Baets goes on to say that the assumption behind the approach of these
western business schools is that the only way to help Africa to develop is to
impose an established business school model on the continent, rather than
contributing to the development of local resources. But local development is
more sustainable. Money invested in developing local resources will contribute
to a country’s long-term sustainability.
As an economist, I have a hard time seeing competition between African and
foreign business schools as a "bad thing". After all, consumers of
business education are consenting adults, who decide where they are likely to get
the best value for their money. Of course, foreign schools should not be viewed
as a silver bullet: there is inherent value in home grown institutions.
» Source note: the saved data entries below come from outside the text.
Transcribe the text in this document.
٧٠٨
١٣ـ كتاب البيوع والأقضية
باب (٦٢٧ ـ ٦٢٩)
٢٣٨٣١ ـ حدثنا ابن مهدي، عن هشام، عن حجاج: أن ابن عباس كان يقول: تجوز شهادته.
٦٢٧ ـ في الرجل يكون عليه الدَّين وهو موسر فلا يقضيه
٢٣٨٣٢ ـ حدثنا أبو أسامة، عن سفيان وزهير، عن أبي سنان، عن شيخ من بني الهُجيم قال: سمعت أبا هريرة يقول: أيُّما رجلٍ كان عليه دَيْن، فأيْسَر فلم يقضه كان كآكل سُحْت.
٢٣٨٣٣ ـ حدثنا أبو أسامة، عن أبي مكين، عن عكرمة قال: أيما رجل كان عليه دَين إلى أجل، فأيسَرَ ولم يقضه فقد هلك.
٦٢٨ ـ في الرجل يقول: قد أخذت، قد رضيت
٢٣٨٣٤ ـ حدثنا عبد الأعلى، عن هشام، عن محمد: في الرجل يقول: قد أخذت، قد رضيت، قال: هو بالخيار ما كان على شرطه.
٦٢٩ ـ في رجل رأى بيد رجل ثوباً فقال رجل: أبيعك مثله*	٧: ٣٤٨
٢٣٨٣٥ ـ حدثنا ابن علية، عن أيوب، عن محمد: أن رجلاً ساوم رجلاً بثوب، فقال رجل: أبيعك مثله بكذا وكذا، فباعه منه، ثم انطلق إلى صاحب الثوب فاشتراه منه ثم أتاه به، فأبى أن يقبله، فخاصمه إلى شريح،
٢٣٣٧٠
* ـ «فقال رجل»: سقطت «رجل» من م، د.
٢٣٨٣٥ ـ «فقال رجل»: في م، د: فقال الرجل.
I entirely agree with Walter Baets that "We can achieve more by working
together and respecting multiple perspectives..." African business schools
have come a long way in recent years, thanks in part to the work of the
Association of African Business Schools (AABS), but Western business schools
may not be fully aware of this development, and tend to ignore them
The Global Business School Network, which I founded, creates a framework for
business schools from industrial and emerging markets to come together, to
exchange ideas and engage in collaborative projects. Network members come
together physically at GBSN's annual meetings, and I can testify that African
and foreign business schools come out of these meetings with a host of
collaborative ideas. GBSN member schools are learning how to become more
locally relevant - an absolute necessity, if they want to train leaders and
managers who are able to operate in local markets that are hugely different
from those in rich countries, as Walter notes so eloquently.
This response was also published on FT.com
Guy Pfeffermann is the founder and CEO of the Global Business School Network.